Participação feminina cresce no cooperativismo

Outro ponto relevante do AnuárioCoop 2025 é o avanço feminino no setor. As mulheres já representam 52% dos trabalhadores das cooperativas, consolidando presença crescente também nos espaços de gestão, trabalho e transformação institucional.

Esse dado importa porque mostra que o cooperativismo também precisa ser lido sob a ótica da inclusão. Mais do que organizar atividade econômica, ele pode ampliar participação, abrir oportunidades e renovar lideranças. Em um ambiente em que diversidade e governança ganham peso, esse movimento tende a se tornar ainda mais estratégico.

O que os dados do Anuário 2025 sinalizam para o futuro

O retrato mais recente indica que o cooperativismo brasileiro está mais forte, mais capilarizado e mais relevante. O Sistema OCB apresentou o setor como uma das forças motrizes da economia brasileira, apoiado em expansão da base social, crescimento econômico e presença territorial ampliada.

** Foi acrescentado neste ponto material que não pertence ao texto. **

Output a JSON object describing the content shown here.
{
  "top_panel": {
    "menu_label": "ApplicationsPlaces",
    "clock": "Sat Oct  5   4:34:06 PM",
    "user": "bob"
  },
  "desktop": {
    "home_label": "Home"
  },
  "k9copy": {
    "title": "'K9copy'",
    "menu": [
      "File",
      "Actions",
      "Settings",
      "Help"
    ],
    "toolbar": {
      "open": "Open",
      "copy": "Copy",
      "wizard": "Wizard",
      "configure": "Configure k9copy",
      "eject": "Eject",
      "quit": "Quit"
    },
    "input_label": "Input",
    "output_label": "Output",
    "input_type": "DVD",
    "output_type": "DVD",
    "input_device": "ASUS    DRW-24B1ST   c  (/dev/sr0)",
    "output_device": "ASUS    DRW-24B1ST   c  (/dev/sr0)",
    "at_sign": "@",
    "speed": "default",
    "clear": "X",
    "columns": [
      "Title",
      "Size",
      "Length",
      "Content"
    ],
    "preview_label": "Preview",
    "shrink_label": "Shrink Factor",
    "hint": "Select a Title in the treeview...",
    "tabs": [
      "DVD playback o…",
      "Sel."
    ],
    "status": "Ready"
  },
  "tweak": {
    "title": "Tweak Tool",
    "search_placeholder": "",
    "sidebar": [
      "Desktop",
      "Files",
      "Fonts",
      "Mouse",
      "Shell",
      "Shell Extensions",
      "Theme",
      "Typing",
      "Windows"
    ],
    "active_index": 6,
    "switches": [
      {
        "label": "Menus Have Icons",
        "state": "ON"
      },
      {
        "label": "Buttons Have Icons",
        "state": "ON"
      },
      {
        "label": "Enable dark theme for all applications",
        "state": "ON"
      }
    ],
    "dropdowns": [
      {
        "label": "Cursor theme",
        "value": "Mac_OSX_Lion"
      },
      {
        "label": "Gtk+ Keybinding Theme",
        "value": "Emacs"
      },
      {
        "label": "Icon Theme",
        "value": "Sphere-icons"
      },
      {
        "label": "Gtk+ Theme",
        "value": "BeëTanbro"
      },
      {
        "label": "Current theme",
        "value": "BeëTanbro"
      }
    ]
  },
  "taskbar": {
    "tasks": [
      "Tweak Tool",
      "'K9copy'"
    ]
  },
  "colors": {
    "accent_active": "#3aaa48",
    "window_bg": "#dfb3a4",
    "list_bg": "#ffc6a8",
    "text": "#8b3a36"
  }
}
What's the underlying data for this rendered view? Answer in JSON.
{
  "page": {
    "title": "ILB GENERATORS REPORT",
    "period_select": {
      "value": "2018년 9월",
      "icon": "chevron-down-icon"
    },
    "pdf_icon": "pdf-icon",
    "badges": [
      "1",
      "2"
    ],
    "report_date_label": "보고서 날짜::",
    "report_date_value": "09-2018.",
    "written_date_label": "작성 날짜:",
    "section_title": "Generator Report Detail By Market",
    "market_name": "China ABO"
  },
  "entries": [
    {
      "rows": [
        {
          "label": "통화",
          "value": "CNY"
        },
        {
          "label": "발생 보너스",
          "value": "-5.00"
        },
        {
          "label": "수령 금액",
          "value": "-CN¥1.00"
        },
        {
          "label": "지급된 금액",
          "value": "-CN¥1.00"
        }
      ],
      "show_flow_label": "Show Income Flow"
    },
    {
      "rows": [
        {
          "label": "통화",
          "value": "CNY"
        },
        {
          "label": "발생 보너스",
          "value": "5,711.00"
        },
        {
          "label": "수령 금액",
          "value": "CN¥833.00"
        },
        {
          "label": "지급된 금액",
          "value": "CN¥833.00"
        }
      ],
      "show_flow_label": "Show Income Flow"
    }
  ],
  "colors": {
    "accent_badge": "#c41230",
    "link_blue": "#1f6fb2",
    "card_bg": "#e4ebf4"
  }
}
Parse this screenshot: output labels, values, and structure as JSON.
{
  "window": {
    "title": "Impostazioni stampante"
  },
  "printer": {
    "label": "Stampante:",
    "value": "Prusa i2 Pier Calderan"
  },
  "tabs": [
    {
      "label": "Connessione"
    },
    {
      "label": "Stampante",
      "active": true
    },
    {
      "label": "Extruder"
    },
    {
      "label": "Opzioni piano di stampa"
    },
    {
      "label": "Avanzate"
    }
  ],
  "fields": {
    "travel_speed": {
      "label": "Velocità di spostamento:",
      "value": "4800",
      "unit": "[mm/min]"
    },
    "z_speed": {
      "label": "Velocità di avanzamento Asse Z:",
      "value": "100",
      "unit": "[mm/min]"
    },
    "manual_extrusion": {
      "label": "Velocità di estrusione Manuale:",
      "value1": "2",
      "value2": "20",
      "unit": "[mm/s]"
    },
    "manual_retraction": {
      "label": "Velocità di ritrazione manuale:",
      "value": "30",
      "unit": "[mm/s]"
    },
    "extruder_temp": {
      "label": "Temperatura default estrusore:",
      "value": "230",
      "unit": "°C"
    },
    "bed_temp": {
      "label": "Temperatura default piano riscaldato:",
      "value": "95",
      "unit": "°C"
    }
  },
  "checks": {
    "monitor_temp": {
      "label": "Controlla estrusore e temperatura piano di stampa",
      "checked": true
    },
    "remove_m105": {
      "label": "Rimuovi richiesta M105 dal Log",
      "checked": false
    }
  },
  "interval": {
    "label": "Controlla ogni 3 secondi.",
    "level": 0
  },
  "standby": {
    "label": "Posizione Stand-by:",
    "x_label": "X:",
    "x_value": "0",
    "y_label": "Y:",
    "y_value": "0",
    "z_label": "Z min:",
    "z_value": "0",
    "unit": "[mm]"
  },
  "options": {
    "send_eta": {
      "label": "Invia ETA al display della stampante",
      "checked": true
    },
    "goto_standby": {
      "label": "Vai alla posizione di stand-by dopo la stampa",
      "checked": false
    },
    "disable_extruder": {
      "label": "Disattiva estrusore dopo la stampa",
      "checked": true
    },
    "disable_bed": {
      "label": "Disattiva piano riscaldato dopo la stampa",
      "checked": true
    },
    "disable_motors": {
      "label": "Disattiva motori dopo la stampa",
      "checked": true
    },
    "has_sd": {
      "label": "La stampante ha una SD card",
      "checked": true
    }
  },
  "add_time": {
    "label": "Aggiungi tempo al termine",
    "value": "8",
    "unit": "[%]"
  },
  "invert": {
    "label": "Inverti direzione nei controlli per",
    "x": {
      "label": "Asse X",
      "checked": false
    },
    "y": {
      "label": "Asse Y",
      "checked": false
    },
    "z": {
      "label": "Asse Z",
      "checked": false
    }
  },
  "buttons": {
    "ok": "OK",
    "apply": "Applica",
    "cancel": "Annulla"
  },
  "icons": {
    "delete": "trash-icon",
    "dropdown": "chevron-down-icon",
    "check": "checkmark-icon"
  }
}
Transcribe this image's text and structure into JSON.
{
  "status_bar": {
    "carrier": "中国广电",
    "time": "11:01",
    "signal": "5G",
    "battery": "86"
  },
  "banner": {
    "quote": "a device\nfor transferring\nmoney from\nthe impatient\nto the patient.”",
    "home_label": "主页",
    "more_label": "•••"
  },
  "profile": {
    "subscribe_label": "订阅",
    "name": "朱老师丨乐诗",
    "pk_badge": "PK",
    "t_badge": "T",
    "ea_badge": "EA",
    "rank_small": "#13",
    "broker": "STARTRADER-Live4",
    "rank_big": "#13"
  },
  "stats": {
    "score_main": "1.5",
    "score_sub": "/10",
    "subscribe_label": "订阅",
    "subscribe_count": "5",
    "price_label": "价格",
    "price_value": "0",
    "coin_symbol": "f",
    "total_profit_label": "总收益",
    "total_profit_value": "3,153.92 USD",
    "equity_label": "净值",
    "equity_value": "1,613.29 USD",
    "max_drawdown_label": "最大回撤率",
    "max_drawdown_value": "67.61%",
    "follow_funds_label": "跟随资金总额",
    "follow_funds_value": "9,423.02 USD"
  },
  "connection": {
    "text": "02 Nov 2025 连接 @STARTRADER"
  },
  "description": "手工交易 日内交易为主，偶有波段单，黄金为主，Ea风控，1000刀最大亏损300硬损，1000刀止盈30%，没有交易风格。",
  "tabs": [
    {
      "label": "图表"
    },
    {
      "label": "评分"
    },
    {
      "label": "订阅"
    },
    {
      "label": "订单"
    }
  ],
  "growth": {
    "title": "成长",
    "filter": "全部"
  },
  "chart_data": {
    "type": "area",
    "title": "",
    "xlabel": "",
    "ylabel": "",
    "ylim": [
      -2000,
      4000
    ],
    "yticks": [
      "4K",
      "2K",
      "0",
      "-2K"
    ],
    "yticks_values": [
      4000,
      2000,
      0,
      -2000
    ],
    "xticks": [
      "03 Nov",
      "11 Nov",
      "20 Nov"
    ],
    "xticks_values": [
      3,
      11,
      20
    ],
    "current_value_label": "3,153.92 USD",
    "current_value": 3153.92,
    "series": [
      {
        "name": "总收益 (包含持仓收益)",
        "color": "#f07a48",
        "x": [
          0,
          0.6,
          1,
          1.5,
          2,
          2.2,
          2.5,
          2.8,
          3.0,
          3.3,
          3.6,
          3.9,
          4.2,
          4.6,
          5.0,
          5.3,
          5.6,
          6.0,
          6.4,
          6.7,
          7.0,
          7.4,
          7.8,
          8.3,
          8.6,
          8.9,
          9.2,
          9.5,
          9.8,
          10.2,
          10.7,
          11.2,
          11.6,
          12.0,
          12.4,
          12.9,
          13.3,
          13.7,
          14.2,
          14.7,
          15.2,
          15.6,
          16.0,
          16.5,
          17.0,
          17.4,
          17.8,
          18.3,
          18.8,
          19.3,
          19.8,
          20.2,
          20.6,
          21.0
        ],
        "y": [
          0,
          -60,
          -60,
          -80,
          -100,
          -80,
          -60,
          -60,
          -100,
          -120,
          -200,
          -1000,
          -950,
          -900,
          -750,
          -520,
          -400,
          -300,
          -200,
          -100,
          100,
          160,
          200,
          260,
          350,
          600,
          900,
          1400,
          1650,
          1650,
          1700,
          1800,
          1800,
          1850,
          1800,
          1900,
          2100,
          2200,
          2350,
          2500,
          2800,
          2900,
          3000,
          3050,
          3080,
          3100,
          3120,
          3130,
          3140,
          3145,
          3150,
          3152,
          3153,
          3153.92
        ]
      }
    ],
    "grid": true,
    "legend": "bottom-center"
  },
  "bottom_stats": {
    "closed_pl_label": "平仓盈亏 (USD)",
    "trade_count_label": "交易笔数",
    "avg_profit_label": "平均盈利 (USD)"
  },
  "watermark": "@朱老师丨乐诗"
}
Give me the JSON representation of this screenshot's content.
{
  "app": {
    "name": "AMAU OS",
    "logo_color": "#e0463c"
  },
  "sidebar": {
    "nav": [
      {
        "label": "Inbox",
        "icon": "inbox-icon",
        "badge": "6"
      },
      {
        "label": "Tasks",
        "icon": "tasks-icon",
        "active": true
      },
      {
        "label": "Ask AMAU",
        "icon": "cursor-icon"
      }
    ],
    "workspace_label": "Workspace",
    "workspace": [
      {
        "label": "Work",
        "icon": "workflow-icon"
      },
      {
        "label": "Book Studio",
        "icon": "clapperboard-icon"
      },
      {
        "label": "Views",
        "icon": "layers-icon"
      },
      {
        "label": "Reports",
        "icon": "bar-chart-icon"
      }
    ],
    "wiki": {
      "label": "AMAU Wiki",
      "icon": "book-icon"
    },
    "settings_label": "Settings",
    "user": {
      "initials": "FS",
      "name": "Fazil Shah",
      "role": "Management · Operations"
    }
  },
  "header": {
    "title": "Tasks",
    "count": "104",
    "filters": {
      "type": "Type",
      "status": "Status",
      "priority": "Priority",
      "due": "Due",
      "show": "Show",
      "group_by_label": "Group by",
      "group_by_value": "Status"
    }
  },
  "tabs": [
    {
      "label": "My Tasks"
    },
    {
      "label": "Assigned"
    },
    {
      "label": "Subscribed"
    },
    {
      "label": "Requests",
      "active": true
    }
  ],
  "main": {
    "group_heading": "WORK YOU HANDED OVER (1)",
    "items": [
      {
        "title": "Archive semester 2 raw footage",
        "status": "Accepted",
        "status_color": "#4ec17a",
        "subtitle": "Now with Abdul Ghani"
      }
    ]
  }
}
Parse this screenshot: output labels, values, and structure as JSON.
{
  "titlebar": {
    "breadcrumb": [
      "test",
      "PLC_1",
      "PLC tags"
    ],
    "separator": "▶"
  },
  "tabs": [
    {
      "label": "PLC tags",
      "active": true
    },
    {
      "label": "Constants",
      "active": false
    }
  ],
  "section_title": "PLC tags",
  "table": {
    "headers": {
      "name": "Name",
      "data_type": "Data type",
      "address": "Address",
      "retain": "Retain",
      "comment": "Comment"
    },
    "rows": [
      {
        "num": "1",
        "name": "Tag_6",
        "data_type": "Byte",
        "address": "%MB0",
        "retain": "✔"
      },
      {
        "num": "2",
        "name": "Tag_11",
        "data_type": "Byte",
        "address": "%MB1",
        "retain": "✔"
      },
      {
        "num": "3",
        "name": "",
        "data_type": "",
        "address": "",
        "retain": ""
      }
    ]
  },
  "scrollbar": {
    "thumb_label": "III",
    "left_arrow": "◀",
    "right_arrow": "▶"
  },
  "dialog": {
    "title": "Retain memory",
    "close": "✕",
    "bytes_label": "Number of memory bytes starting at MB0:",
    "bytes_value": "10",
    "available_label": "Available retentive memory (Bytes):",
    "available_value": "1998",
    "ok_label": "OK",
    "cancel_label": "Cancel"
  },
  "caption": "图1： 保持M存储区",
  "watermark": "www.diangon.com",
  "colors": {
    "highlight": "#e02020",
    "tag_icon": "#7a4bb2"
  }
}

Para o portal BR Cooperativo, isso significa uma oportunidade editorial clara: tratar o cooperativismo não apenas como agenda setorial, mas como tema permanente de economia, desenvolvimento, inovação, governança e impacto social. Uma página pilar sobre cooperativismo no Brasil serve justamente para isso: concentrar os fundamentos do tema e distribuir autoridade para conteúdos satélites mais específicos.

Conclusão

O cooperativismo no Brasil já não pode ser resumido a números isolados ou a uma pauta ocasional. Ele reúne milhões de pessoas, movimenta centenas de bilhões de reais, gera empregos, distribui resultados e chega a milhares de municípios. O Anuário do Cooperativismo Brasileiro 2025 mostra um setor mais maduro, mais robusto e mais estratégico para o presente e para o futuro do país.


FAQ estruturado

O que é o cooperativismo no Brasil?

O cooperativismo no Brasil é um modelo de organização econômica e social em que pessoas se unem para atender interesses comuns por meio de cooperativas, com foco em participação, gestão democrática e distribuição de resultados.

Quantos cooperados existem no Brasil?

Segundo o Anuário do Cooperativismo Brasileiro 2025, o país alcançou 25,8 milhões de cooperados em 2024.

Quantas cooperativas existem no Brasil?

O Brasil tem 4.384 cooperativas registradas, de acordo com os dados mais recentes do Sistema OCB.

Quantos empregos o cooperativismo gera no Brasil?

O cooperativismo brasileiro gera mais de 578 mil empregos diretos.

Qual é a importância econômica do cooperativismo no Brasil?

Em 2024, o setor registrou R$ 757,9 bilhões em ingressos e R$ 1,39 trilhão em ativos, mostrando forte impacto na economia nacional.

Em quais áreas o cooperativismo atua?

O cooperativismo atua em ramos como crédito, agropecuária, saúde, transporte, infraestrutura, consumo e trabalho, produção de bens e serviços.

O cooperativismo está presente em todo o Brasil?

Sim. As cooperativas estão presentes em 3.586 municípios brasileiros, com ampla cobertura territorial.